PUBLIC HEARING of the
JOINT COMMITTEE on ELECTION LAWS
Testimony of Common Cause Massachusetts
By Pam Wilmot, Executive Director
November 17th, 2015
The following is a copy of our ominbus testimony with brief descriptions of our position on each of the various bills pending before the MA Joint Committee on Election Laws.
H.543 & H.548—Support
See separate testimony.
This legislation would add greater transparency to elections by requiring more detailed reporting of the candidate supported or opposed by a particular expenditure. This reflects current guidance by OCPF and was a unanimous recommendation of the Campaign Finance Task Force established by the Massachusetts Disclosure Law passed in 2014. The taskforce consisted of representatives of the Speaker, the Senate President, both minority Leaders, the director of OCPF, and myself.
This legislation requires corporations engaging in political activity to notify their shareholders in writing and requires corporations to gain approval from its board of director’s before making political expenditures over $5,000. This would empower shareholders to hold corporations accountable for political activities. In 2010, proper disclosure requirements allowed shareholders of Target, Best Buy and 3M to hold these corporations accountable for political spending in a highly publicized gubernatorial race in Minnesota.
Similar to H.537, this legislation is more restrictive. It requires corporations engaging in political activity to get prior approval of their shareholders before a corporation may make political expenditures. This would empower shareholders to hold corporations accountable for political activities.
This bill would increase the campaign contribution limit to political parties to $10,000. Higher campaign contribution limits benefit the small percentage of the population with enough disposable income to contribute at that level. Larger donations are most often given by interests that seek access and influence in government. In either case, higher limits increase the power and prestige of monied interests and leave average citizens with a muffled voice.
The U.S. Supreme Court has ruled that states may not limit contributions in any way to ballot question committees.
H.542 & S.390—Support
Redefines calendar year for those years in which both a special election and a general election occur. Currently, a candidate facing two separate election cycles in one year suffers significantly compared to those with only one. These bills are the minimum adjustment needed. H.542 was a recommendation of the Campaign Finance Task Force that was established by the Massachusetts Disclosure Law passed in 2014. The taskforce consisted of representatives of the Speaker, the Senate President, both minority Leaders, the director of OCPF, and myself. All members agreed that this was a good idea.
The vast majority of states and the federal government have contribution limits based on an election or election cycle, which is a much fairer system. While the calendar year limits we have are easily understood, they do discriminate against candidates who get into the election cycle later in the game, especially for statewide, city, and county offices with longer terms.
The voters who supported -- and continue to support according to national polls -- the concept of public financing of elections know that it is our best chance to level the political playing field between candidates with personal wealth, or connections to it, and those without significant resources.
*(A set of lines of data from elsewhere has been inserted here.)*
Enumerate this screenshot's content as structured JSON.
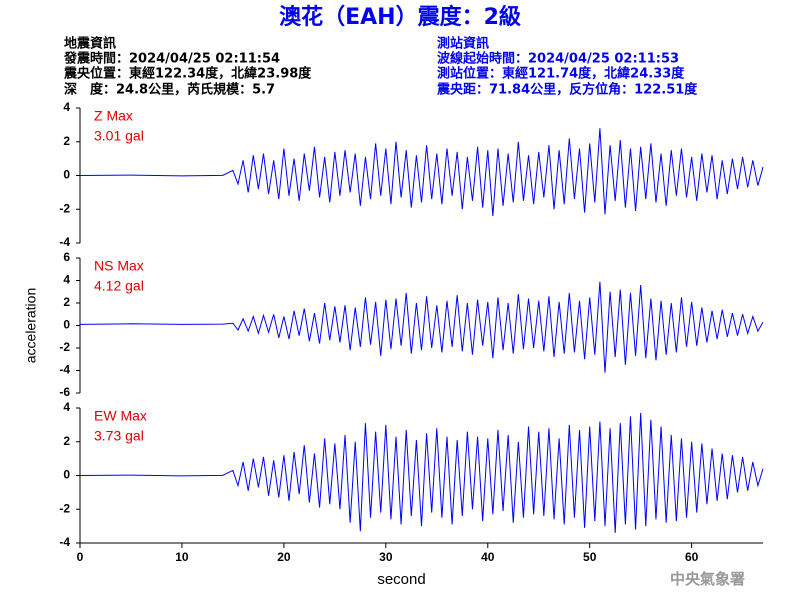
{
  "header": {
    "title": "澳花（EAH）震度：2級",
    "left": [
      "地震資訊",
      "發震時間：2024/04/25 02:11:54",
      "震央位置：東經122.34度，北緯23.98度",
      "深　度：24.8公里，芮氏規模：5.7"
    ],
    "right": [
      "測站資訊",
      "波線起始時間：2024/04/25 02:11:53",
      "測站位置：東經121.74度，北緯24.33度",
      "震央距：71.84公里，反方位角：122.51度"
    ]
  },
  "watermark": "中央氣象署",
  "chart_data": [
    {
      "type": "line",
      "annotations": [
        "Z Max",
        "3.01 gal"
      ],
      "color": "#0000ff",
      "xlim": [
        0,
        67
      ],
      "ylim": [
        -4,
        4
      ],
      "yticks": [
        -4,
        -2,
        0,
        2,
        4
      ],
      "x": [
        0,
        5,
        10,
        14,
        15,
        15.5,
        16,
        16.5,
        17,
        17.5,
        18,
        18.5,
        19,
        19.5,
        20,
        20.5,
        21,
        21.5,
        22,
        22.5,
        23,
        23.5,
        24,
        24.5,
        25,
        25.5,
        26,
        26.5,
        27,
        27.5,
        28,
        28.5,
        29,
        29.5,
        30,
        30.5,
        31,
        31.5,
        32,
        32.5,
        33,
        33.5,
        34,
        34.5,
        35,
        35.5,
        36,
        36.5,
        37,
        37.5,
        38,
        38.5,
        39,
        39.5,
        40,
        40.5,
        41,
        41.5,
        42,
        42.5,
        43,
        43.5,
        44,
        44.5,
        45,
        45.5,
        46,
        46.5,
        47,
        47.5,
        48,
        48.5,
        49,
        49.5,
        50,
        50.5,
        51,
        51.5,
        52,
        52.5,
        53,
        53.5,
        54,
        54.5,
        55,
        55.5,
        56,
        56.5,
        57,
        57.5,
        58,
        58.5,
        59,
        59.5,
        60,
        60.5,
        61,
        61.5,
        62,
        62.5,
        63,
        63.5,
        64,
        64.5,
        65,
        65.5,
        66,
        66.5,
        67
      ],
      "values": [
        0,
        0.02,
        -0.02,
        0.01,
        0.3,
        -0.5,
        0.9,
        -1.0,
        1.2,
        -0.8,
        1.3,
        -1.1,
        0.9,
        -1.4,
        1.6,
        -1.2,
        1.0,
        -1.5,
        1.3,
        -0.9,
        1.7,
        -1.3,
        1.1,
        -1.6,
        1.4,
        -1.2,
        1.5,
        -1.0,
        1.3,
        -1.8,
        1.1,
        -1.4,
        1.9,
        -1.2,
        1.6,
        -1.7,
        2.0,
        -1.3,
        1.5,
        -1.9,
        1.2,
        -1.6,
        1.8,
        -1.4,
        1.3,
        -1.7,
        1.6,
        -1.2,
        1.4,
        -2.0,
        1.1,
        -1.5,
        1.7,
        -1.9,
        1.5,
        -2.4,
        1.6,
        -1.8,
        1.3,
        -1.6,
        2.0,
        -1.5,
        1.2,
        -1.7,
        1.4,
        -1.3,
        1.8,
        -2.0,
        1.5,
        -1.7,
        2.2,
        -1.4,
        1.6,
        -2.2,
        1.9,
        -1.6,
        2.8,
        -2.3,
        1.8,
        -1.5,
        2.1,
        -1.9,
        1.6,
        -2.1,
        1.7,
        -1.4,
        1.9,
        -1.6,
        1.3,
        -1.8,
        1.5,
        -1.2,
        1.6,
        -1.3,
        1.1,
        -1.5,
        1.3,
        -1.0,
        1.2,
        -1.4,
        0.9,
        -1.1,
        1.0,
        -0.8,
        1.1,
        -0.7,
        0.9,
        -0.6,
        0.5
      ]
    },
    {
      "type": "line",
      "annotations": [
        "NS Max",
        "4.12 gal"
      ],
      "color": "#0000ff",
      "ylabel": "acceleration",
      "xlim": [
        0,
        67
      ],
      "ylim": [
        -6,
        6
      ],
      "yticks": [
        -6,
        -4,
        -2,
        0,
        2,
        4,
        6
      ],
      "x": [
        0,
        5,
        10,
        14,
        15,
        15.5,
        16,
        16.5,
        17,
        17.5,
        18,
        18.5,
        19,
        19.5,
        20,
        20.5,
        21,
        21.5,
        22,
        22.5,
        23,
        23.5,
        24,
        24.5,
        25,
        25.5,
        26,
        26.5,
        27,
        27.5,
        28,
        28.5,
        29,
        29.5,
        30,
        30.5,
        31,
        31.5,
        32,
        32.5,
        33,
        33.5,
        34,
        34.5,
        35,
        35.5,
        36,
        36.5,
        37,
        37.5,
        38,
        38.5,
        39,
        39.5,
        40,
        40.5,
        41,
        41.5,
        42,
        42.5,
        43,
        43.5,
        44,
        44.5,
        45,
        45.5,
        46,
        46.5,
        47,
        47.5,
        48,
        48.5,
        49,
        49.5,
        50,
        50.5,
        51,
        51.5,
        52,
        52.5,
        53,
        53.5,
        54,
        54.5,
        55,
        55.5,
        56,
        56.5,
        57,
        57.5,
        58,
        58.5,
        59,
        59.5,
        60,
        60.5,
        61,
        61.5,
        62,
        62.5,
        63,
        63.5,
        64,
        64.5,
        65,
        65.5,
        66,
        66.5,
        67
      ],
      "values": [
        0.1,
        0.15,
        0.1,
        0.12,
        0.2,
        -0.4,
        0.6,
        -0.5,
        0.8,
        -0.7,
        0.9,
        -0.6,
        1.0,
        -1.1,
        0.8,
        -1.2,
        1.3,
        -0.9,
        1.5,
        -1.4,
        1.1,
        -1.6,
        2.0,
        -1.3,
        1.7,
        -1.5,
        1.8,
        -2.2,
        1.6,
        -1.9,
        2.5,
        -1.7,
        2.1,
        -2.7,
        2.3,
        -2.1,
        2.4,
        -1.8,
        2.9,
        -2.5,
        2.0,
        -2.2,
        2.6,
        -2.0,
        1.8,
        -2.4,
        2.2,
        -1.9,
        2.7,
        -2.3,
        2.0,
        -2.6,
        2.3,
        -1.8,
        2.1,
        -2.9,
        2.5,
        -2.2,
        2.0,
        -2.5,
        2.8,
        -2.1,
        2.4,
        -2.0,
        2.2,
        -2.3,
        2.6,
        -2.8,
        2.1,
        -2.5,
        2.9,
        -2.4,
        2.2,
        -3.0,
        2.5,
        -2.6,
        3.9,
        -4.2,
        3.0,
        -2.8,
        3.2,
        -3.5,
        2.9,
        -2.7,
        3.6,
        -2.9,
        2.4,
        -3.1,
        2.2,
        -2.6,
        2.0,
        -2.4,
        2.5,
        -1.9,
        2.1,
        -1.8,
        1.6,
        -1.5,
        1.3,
        -1.2,
        1.4,
        -1.0,
        1.1,
        -0.9,
        1.0,
        -0.7,
        0.8,
        -0.5,
        0.3
      ]
    },
    {
      "type": "line",
      "annotations": [
        "EW Max",
        "3.73 gal"
      ],
      "color": "#0000ff",
      "xlabel": "second",
      "xlim": [
        0,
        67
      ],
      "xticks": [
        0,
        10,
        20,
        30,
        40,
        50,
        60
      ],
      "ylim": [
        -4,
        4
      ],
      "yticks": [
        -4,
        -2,
        0,
        2,
        4
      ],
      "x": [
        0,
        5,
        10,
        14,
        15,
        15.5,
        16,
        16.5,
        17,
        17.5,
        18,
        18.5,
        19,
        19.5,
        20,
        20.5,
        21,
        21.5,
        22,
        22.5,
        23,
        23.5,
        24,
        24.5,
        25,
        25.5,
        26,
        26.5,
        27,
        27.5,
        28,
        28.5,
        29,
        29.5,
        30,
        30.5,
        31,
        31.5,
        32,
        32.5,
        33,
        33.5,
        34,
        34.5,
        35,
        35.5,
        36,
        36.5,
        37,
        37.5,
        38,
        38.5,
        39,
        39.5,
        40,
        40.5,
        41,
        41.5,
        42,
        42.5,
        43,
        43.5,
        44,
        44.5,
        45,
        45.5,
        46,
        46.5,
        47,
        47.5,
        48,
        48.5,
        49,
        49.5,
        50,
        50.5,
        51,
        51.5,
        52,
        52.5,
        53,
        53.5,
        54,
        54.5,
        55,
        55.5,
        56,
        56.5,
        57,
        57.5,
        58,
        58.5,
        59,
        59.5,
        60,
        60.5,
        61,
        61.5,
        62,
        62.5,
        63,
        63.5,
        64,
        64.5,
        65,
        65.5,
        66,
        66.5,
        67
      ],
      "values": [
        0,
        0.02,
        -0.02,
        0.01,
        0.3,
        -0.6,
        0.8,
        -0.9,
        1.0,
        -0.7,
        1.1,
        -1.2,
        0.9,
        -1.3,
        1.2,
        -1.5,
        1.4,
        -1.1,
        1.8,
        -1.6,
        1.3,
        -1.9,
        2.2,
        -1.7,
        1.9,
        -2.0,
        2.4,
        -2.8,
        2.0,
        -3.3,
        3.1,
        -2.5,
        2.6,
        -2.2,
        3.0,
        -2.6,
        2.3,
        -2.9,
        2.7,
        -2.4,
        2.1,
        -3.0,
        2.5,
        -2.2,
        2.8,
        -2.5,
        2.3,
        -2.9,
        2.1,
        -2.4,
        2.6,
        -2.0,
        2.3,
        -2.7,
        2.2,
        -2.3,
        2.7,
        -2.1,
        2.4,
        -2.8,
        2.0,
        -2.5,
        2.9,
        -2.3,
        2.6,
        -2.4,
        2.8,
        -2.6,
        2.2,
        -2.9,
        3.0,
        -2.5,
        2.7,
        -3.1,
        2.9,
        -2.7,
        3.2,
        -3.0,
        2.8,
        -3.4,
        3.1,
        -2.9,
        3.5,
        -3.2,
        3.7,
        -3.0,
        3.3,
        -2.6,
        2.9,
        -2.8,
        2.4,
        -2.7,
        2.2,
        -2.5,
        2.0,
        -2.2,
        1.9,
        -1.7,
        1.6,
        -1.5,
        1.3,
        -1.4,
        1.2,
        -1.0,
        1.1,
        -0.9,
        0.8,
        -0.6,
        0.4
      ]
    }
  ]
}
It will also significantly reduce the influence of money in campaigns for public office and increase competition in legislative elections
S.380 provides qualifying legislative candidates with public financing, on a three to one matching basis. It does not exclude private fundraising but rewards small dollar in-district contributions. It allows candidates to spend less time fundraising and changes the nature of political fundraising to prioritize small contributions from voters. In reducing the barriers to political involvement, it would encourage a wider range of candidates to participate in the electoral process, especially women and minorities. Finally, by decreasing the influence of money, it removes the questions that voters inevitably have about the independence of elected officials who raise money from special interests.
This bill proposes to repeal the matching funds program for statewide candidates. Common Cause opposes any effort to roll back public financing reforms that are meant to level the political playing field for all candidates, increase electoral competition, and reduce the influence of money in politics.
The legislature should seek to increase disclosure of campaign finance, including the frequency of reporting, as required by S.376, as long as it is not overly burdensome for candidates, especially candidates who do not raise a lot of money. To this end, candidates for state representative and senate could use the “depository” system like statewide candidates which places the burden of disclosure reports on the bank rather than on the candidate.
We support the intent of this legislation, which is to overturn OCPF’s 10/15 rule, their regulatory decision that allows unions to make direct contributions to candidates in amounts up to 10% of their general treasury or $15,000, whichever comes first. However, an amendment is needed to account for chapters or locals within organizations.
This bill would allow corporations to make campaign contributions directly to candidates. Direct contributions from corporations to candidates has been banned in Massachusetts for nearly 100 years and with good reason. Corporations can amass more money than any other entity and have a fiduciary responsibility to their business purpose rather than the public interest. There is already enough money in politics, we do not need more.